The town's code of ethics should also be examined to determine whether it contains any pertinent provisions. General Municipal Law, §806(1) requires every town to have a code of ethics setting forth for the guidance of its officers and employees the standards of conduct reasonably expected of them. A code of ethics may regulate or prescribe conduct which is not expressly prohibited by article 18, and may provide for the prohibition of conduct (id.). Therefore, we believe that a town's code of ethics may regulate the ability of town officers and employees to borrow money from individuals or entities that contract with the town.
Finally, we note that the courts of this State have held public officials to a high standard of conduct and, on occasion, have negated certain actions, which, although not violating the literal provisions of article 18 of the General Municipal Law or a municipality's code of ethics, violate the spirit and the intent of these enactments, are inconsistent with public policy, or suggest self interest, partiality or economic impropriety (see, e.g.
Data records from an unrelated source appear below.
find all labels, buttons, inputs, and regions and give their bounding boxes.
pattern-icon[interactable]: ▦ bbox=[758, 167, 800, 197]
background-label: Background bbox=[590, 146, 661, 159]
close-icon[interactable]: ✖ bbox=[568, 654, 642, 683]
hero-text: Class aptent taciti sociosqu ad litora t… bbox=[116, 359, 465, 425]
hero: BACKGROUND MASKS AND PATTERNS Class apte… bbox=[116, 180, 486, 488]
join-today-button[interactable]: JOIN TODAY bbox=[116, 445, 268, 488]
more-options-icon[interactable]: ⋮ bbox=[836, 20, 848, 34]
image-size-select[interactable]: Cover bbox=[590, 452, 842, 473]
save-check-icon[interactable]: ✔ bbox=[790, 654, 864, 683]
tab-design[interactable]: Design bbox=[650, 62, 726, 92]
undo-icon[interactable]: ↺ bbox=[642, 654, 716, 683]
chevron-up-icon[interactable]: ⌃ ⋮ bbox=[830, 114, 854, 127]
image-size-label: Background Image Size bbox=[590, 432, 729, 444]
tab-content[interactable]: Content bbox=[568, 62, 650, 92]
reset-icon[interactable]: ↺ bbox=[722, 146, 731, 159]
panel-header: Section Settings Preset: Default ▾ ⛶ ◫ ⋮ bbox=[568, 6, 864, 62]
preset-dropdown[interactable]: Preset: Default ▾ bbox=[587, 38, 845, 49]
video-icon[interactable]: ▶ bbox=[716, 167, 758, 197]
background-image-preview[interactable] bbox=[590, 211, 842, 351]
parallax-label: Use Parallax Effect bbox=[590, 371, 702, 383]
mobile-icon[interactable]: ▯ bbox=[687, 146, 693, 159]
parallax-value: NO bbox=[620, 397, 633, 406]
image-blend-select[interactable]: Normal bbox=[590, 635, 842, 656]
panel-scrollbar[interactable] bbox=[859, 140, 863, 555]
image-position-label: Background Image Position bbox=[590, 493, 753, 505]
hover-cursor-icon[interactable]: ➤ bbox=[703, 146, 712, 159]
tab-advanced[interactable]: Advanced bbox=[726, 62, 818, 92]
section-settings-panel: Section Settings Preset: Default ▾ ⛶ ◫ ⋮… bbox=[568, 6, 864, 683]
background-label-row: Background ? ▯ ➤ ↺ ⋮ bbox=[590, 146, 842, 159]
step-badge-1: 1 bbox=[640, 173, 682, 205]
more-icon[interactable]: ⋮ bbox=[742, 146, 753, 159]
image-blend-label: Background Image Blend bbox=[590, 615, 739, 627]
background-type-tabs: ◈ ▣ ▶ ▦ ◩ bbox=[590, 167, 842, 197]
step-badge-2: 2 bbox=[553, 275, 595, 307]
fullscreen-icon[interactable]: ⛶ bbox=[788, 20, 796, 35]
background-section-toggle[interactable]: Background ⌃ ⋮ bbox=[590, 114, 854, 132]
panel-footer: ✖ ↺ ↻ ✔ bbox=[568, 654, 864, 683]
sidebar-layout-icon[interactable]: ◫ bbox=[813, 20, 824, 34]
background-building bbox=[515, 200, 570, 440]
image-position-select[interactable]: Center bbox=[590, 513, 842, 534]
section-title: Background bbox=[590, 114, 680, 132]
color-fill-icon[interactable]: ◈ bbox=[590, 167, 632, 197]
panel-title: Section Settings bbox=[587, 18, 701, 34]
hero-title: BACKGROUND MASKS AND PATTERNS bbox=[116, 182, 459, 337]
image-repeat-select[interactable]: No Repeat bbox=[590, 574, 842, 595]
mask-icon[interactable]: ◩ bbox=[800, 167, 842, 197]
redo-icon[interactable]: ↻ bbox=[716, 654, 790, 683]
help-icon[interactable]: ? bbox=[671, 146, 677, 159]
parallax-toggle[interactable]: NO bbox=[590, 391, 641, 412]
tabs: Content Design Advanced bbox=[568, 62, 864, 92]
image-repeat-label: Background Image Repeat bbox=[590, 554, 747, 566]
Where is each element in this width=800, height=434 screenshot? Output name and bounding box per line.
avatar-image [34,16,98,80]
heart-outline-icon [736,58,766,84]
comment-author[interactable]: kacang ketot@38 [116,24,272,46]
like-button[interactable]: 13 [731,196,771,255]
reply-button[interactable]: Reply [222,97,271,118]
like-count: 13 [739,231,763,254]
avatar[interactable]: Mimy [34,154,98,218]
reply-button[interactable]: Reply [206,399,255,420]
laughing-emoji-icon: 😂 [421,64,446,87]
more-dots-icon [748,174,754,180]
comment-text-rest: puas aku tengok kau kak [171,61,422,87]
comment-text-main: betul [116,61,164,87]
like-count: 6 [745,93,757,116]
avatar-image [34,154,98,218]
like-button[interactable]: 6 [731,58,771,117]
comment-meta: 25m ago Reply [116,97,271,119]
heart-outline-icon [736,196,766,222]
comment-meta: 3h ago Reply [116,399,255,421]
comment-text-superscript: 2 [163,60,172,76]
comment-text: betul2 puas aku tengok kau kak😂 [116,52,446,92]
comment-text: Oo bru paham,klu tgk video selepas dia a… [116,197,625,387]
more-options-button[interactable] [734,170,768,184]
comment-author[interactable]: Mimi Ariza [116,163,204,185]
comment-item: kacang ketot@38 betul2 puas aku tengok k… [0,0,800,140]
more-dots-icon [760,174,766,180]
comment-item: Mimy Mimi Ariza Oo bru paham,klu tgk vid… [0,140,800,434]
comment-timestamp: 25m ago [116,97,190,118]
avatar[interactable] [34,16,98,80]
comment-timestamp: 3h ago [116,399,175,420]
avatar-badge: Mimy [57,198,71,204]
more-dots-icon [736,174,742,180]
Zagoreos v Conklin, 109 AD2d 281, 491 NYS2d 358; Matter of Tuxedo Conservation Taxpayers Ass'n v Town Board of the Town of Tuxedo, 69 AD2d 320, 418 NYS2d 638; Conrad v Hinman, 122 Misc 2d 531, 471 NYS2d 521; see also Cahn v Planning Board of the Town of Gardiner, 157 AD2d 252, 557 NYS2d 488). Based on these considerations, to avoid the appearance of impropriety, the planning board chairman should not participate in the discussion or vote on matters affecting the consulting engineer or undertake a review of the engineer's vouchers, while the chairman's loan from the engineer is outstanding. If only the chairman may approve the engineer's vouchers, we believe it is incumbent upon the chairman to repay the loan in question.